I recently had to write a Javascript library which was going to be used in multiple different contexts by lots of different people. The purpose of the library was to supply a stream of updating values. Internally to the library, RxJS is used as it excellently models streams of updating values. However, the interface to the library should not expose the inner workings.
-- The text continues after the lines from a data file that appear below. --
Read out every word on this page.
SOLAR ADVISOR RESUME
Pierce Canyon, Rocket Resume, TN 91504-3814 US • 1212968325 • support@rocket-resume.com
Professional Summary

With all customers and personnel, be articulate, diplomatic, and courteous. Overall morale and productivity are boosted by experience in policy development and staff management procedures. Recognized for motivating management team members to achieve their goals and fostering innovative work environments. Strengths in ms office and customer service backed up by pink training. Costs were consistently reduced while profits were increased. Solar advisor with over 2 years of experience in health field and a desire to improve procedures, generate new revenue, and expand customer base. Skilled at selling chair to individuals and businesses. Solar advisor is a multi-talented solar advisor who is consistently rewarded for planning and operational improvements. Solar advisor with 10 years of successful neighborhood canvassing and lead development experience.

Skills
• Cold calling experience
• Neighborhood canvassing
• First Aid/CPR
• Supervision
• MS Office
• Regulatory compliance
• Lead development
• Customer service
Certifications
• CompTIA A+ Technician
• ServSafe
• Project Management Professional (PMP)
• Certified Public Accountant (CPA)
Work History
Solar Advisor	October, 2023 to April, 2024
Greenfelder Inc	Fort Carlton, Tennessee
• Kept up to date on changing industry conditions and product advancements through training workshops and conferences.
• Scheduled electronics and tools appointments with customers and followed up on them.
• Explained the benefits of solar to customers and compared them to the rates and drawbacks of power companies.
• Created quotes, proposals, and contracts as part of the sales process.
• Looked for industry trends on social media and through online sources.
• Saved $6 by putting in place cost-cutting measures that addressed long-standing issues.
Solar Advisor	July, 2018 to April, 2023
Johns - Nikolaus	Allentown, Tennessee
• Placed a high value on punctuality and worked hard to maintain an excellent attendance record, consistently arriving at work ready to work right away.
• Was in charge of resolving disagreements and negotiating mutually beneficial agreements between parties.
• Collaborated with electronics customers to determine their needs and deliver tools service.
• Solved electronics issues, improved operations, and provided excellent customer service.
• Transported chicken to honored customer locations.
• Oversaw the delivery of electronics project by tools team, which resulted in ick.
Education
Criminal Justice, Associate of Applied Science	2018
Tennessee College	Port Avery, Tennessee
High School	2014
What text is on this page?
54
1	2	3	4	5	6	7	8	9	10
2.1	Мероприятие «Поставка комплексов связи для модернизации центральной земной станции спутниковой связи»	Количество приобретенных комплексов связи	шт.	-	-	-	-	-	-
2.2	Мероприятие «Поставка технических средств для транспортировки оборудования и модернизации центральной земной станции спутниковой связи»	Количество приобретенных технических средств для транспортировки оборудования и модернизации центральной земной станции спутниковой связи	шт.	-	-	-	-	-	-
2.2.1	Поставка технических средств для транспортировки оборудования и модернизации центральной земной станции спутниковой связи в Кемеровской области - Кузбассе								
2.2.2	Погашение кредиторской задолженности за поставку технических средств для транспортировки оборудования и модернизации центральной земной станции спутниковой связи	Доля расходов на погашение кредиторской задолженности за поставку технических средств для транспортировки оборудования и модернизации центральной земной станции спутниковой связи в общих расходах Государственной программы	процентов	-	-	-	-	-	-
So, I wanted to allow the consumer of the library to access the values in a number of ways:
Usage
Promises
The standard way of supplying asynchronous values. It is commonly used and with async/await the code is very readable:
const currentValue = await lib.getValue();The problem with this is, you can only get one value, you won't receive any further updates to the value. So, we can also support the next access method:
Event Emitter
This will allow the consumer to subscribe to updates in the value and the syntax would be as follows:
let currentValue;
lib.getValue()
.onNew((value) => currentValue = value);Synchronous
I also wanted to allow the users of the library to synchronously obtain the latest as well as all previous values when they were unable to use async or event emitters:
const currentValue = lib.getValue().latest();
const previousValues = lib.getValue().all();Implementation
We can see above that the getValue() function has some interesting properties. It returns something which can be listened to like a promise, but it also returns an object which has other methods on it for accessing the values. So what does this object look like? Well here is a Typescript interface describing the object that getValue() returns:
interface AsyncAccessor<T> extends PromiseLike<T> {
onNew(listener: (value: T) => void): void;
latest(): T;
all(): T[];
}And using RxJS, the implementation of this class is fairly simple:
class ValueAccessor<T> implements AsyncAccessor<T> {
private _previousValues: T[] = [];
constructor(private _valueStream: Observable<T>) {
_valueSteam.subscribe(v => this._previousValues.push(v));
}
public getLatest(): T {
return this._previousValues[this._previousValues.length-1];
}
public getAll(): T[] {
return this._previousValues;
}
public onNew(listener: (value: T) => void) {
this._valueSteam.subscribe(value => listener(value));
}
public then<TResult1 = T, TResult2 = never>(onfulfilled?: (value: T) => TResult1 | PromiseLike<TResult1>, onrejected?: (reason: any) => TResult2 | PromiseLike<TResult2>): PromiseLike<TResult1 | TResult2> {
const previousValue = this.getLatest();
if (previousValue) {
return Promise.resolve(previousValue)
.then(onfulfilled, onrejected);
}
return this._valueSteam
.pipe(first())
.toPromise()
.then(onfulfilled, onrejected);
}
}And that's it. We now have a value accessor that can be used in a number of different values by a consumer to the library.